KOTABARU, kalselpos.com – Ketua DPRD Kotabaru Syairi Mukhlis berharap perusahaan daerah (Perusda) di Kabupaten Kotabaru memiliki pabrik minyak kelapa sawit dalam rangka memenuhi permintaan para petani, buntut persoalan anjloknya harga Tandan Buah Segar (TBS) yang dikeluhkan oleh para petani.
“Beberapa waktu lalu kan kita menggelar rapat bersama antara petani sawit, pemerintah daerah dan kebetulan saya berhadir membahas anjloknya harga TBS dan itu menjadi perhatian kita bersama,” tutur Ketua DPRD Kotabaru beberapa waktu lalu.
Ia sebagai pimpinan di legislatif sangat menyayangkan kondisi yang dialami para petani sawit di Kabupaten Kotabaru yang berimbas pada perekonomian masyarakat. “Kami dari DPRD sangat menyayangkan kenapa sampai kondisi tersebut terjadi,” tambahnya.

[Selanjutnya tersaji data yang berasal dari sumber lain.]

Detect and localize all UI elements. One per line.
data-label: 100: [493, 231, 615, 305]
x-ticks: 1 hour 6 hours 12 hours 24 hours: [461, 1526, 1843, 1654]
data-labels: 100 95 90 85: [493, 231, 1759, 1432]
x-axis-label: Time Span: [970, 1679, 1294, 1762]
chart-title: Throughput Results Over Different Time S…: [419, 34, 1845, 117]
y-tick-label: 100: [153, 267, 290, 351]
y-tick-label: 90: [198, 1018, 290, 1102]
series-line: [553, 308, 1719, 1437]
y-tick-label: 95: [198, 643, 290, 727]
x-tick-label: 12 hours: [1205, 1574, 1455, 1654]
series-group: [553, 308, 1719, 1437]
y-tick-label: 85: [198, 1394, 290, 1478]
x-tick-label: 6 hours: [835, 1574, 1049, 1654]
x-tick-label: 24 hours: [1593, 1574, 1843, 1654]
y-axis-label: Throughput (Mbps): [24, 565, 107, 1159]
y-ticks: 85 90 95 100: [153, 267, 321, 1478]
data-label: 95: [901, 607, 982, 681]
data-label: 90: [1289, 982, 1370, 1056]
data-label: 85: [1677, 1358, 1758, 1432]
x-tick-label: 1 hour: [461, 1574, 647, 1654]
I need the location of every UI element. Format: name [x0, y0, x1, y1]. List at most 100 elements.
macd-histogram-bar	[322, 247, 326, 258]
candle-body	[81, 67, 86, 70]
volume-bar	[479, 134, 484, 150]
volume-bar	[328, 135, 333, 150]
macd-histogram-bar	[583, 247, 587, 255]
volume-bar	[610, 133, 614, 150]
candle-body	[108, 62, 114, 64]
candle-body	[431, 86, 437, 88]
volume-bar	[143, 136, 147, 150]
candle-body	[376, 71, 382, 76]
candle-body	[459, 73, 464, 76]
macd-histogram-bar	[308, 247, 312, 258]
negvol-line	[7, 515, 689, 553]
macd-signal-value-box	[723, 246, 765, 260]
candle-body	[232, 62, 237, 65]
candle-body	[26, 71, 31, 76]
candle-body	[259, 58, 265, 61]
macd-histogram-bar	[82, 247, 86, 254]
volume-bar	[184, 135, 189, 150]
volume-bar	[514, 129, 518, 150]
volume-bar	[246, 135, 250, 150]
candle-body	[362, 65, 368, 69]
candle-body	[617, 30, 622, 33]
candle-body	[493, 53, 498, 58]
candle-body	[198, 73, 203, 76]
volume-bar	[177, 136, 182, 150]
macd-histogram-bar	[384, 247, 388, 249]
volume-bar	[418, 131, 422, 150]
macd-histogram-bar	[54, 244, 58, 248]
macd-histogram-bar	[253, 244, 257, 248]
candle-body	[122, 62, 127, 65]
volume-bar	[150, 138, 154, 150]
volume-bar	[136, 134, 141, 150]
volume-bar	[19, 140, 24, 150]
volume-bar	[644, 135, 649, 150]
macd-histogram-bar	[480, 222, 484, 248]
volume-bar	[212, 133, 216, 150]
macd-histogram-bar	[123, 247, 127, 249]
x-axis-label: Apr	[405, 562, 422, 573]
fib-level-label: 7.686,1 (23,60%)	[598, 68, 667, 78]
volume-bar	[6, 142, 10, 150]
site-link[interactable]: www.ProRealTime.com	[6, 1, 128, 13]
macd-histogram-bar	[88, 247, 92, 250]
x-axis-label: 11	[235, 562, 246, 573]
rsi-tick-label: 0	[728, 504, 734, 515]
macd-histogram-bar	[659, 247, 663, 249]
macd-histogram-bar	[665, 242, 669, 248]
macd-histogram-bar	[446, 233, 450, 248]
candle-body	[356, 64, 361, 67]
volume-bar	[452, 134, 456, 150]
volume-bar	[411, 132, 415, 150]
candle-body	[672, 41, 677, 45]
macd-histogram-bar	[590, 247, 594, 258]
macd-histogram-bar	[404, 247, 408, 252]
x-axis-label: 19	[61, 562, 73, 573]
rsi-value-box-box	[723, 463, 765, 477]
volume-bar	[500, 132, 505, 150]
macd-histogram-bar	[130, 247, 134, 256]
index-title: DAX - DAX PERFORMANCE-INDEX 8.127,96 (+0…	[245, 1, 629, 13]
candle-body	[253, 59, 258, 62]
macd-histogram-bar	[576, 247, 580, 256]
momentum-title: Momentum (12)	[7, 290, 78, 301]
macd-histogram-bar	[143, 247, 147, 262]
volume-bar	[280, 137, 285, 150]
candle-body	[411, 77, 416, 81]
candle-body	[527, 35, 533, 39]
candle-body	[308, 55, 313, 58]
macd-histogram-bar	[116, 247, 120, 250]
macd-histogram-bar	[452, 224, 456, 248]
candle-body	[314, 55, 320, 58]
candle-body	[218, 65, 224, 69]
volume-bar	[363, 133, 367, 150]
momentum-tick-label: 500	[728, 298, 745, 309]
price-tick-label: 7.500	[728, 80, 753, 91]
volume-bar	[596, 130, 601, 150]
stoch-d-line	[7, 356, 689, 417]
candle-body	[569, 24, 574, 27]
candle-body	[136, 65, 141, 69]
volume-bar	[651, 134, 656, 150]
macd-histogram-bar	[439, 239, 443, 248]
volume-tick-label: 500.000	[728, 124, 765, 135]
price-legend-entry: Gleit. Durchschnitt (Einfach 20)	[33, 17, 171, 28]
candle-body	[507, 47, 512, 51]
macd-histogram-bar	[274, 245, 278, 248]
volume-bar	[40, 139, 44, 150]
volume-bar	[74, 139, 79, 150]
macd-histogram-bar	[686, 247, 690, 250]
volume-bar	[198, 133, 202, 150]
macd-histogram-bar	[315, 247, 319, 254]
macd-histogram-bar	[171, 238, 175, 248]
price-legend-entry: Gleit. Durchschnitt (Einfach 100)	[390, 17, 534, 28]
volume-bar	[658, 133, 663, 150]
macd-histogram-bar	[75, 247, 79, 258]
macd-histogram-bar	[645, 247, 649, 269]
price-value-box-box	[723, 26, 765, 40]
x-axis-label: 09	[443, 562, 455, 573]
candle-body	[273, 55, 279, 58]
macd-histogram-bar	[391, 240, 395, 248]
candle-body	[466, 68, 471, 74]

Dikatakannya lebih jauh, menurutnya PP Permentan itu sudah sangat jelas, kemudian ada pula surat edaran dari Gubernur Kalimantan Selatan dan Dinasi Pertanian Kalsel, dengan adanya penuruan harga tersebut dinilai melanggar aturan.
Oleh karenanya, lanjutnya, ia menyarankan kepada salah satu organisasi yang mewadahi para petani sawit yakni Asosiasi Petani Kelapa Sawit Indonesia (Apkasindo) cabang Kabupaten Kotabaru untuk bisa memperjuangkan hak-hak para petani di bumi Saijaan.
“Saya juga menyarankan kepada pemerintah daerah selain membentu tim satgar dalam hal pengawasan TBS kepada Pabrik Kelapa Sawit (PKS), juga melalui Perusahaan Daerah (Perusda) agar memiliki PKS sendiri untuk menjawab keluhan para petani,” harapnya kemudian.
Terkait dengan Permentan nomor 1 tersebut, ia berharap untuk di evaluasi kembali agar jangan sampai ada diskriminatif antara petani sawit dan petani swadaya karena akan memunculkan persoalan baru dilapangan.
“Sekali lagi saya berharap, pemerintah daerah dengan Perusdanya bisa membangun PKS sendiri dan kita harus mengawal untuk kedepannya tidak terjadi lagi permasalahan berkenaan dengan hal itu, sehingga para petani swadaya tidka merasa dirugikan seperti sekarang,” pungkasnya.